たまにActive Directoryを再起不能にするような不具合が発見されるわけですが、今回も残念ながら一部の環境で2026年4月パッチを適用すると、ブルースクリーンループに陥る深刻なバグが報告されていました。
2026年4月19日現地時間に定例外パッチが配信されたので、下記環境に該当するActive Directoryドメインコントローラーを運用されている方は、必ず定例外パッチを適用するようにしましょう・・・!
対象環境
以下すべてを満たす環境が対象です。
- ドメインコントローラーのOSがWindows Server 2016以降
- マルチドメインフォレスト環境
- 特権アクセス管理(PAM)を利用している
上記環境に2026年4月パッチを適用すると、起動時にLSASSがクラッシュして、ブルースクリーンループに陥るというもの。
ドメインコントローラーを複数運用していて、パッチ適用を1台ずつ実施していれば、社内ユーザーの影響は比較的軽微で済みますが、全台で実施すると認証及びディレクトリサービスが機能しなくなり、最終的にドメイン全体が利用不能になる恐れがあります。
対処方法
各OSバージョンに適合した定例外パッチを適用することで回避できます。
| バージョン | Microsoft Updateカタログ |
|---|---|
| Windows Server 2016 | KB5091572 |
| Windows Server 2019 | KB5091573 |
| Windows Server 2022 | KB5091575 |
| Windows Server, version 23H2 | KB5091571 |
| Windows Server 2025 | KB5091157 |
それぞれのOSバージョンに合わせたmsuファイルをダウンロードし、ダブルクリックしてインストールすればOKです。
なお、Windows Update適用時に再起動が要らないホットパッチ向けの定例外パッチも下記の通り配信されています。
| バージョン | Microsoftサポート |
|---|---|
| Windows Server 2022 Datacenter: Azure Edition | Hotpatch KB5091576 |
| Windows Server 2025 Datacenter: Azure Edition | Hotpatch KB5091470 |
Windows Server 2025に適用する場合
手元の検証環境はWindows Server 2025だったので、本事象を避けるべくKB5091157適用してみました。
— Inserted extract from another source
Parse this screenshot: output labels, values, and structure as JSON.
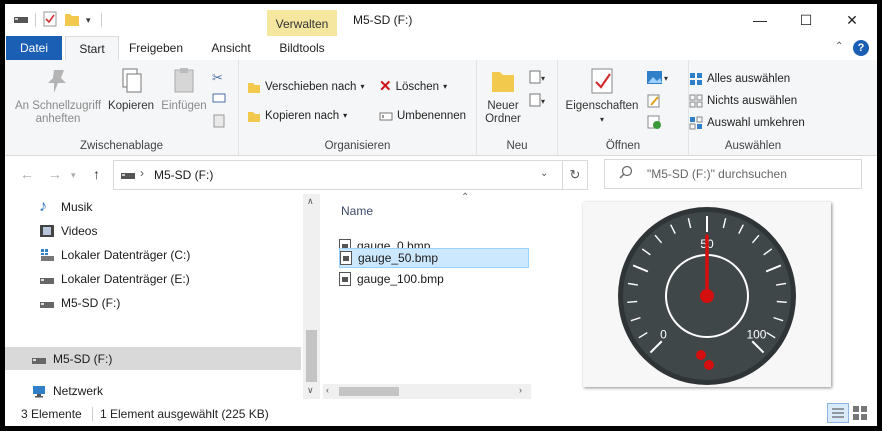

手順としては、必要なmsuファイルを同じフォルダ(C:\Users\Administrator\Desktop\workなど)に保存したうえで、下記コマンド実行でもインストール可能です(Windows Server 2025を例として挙げています。)
DISM /Online /Add-Package /PackagePath:C:\Users\Administrator\Desktop\work\Windows11.0-KB5091157-x64.msu
これであとは再起動すればOKです。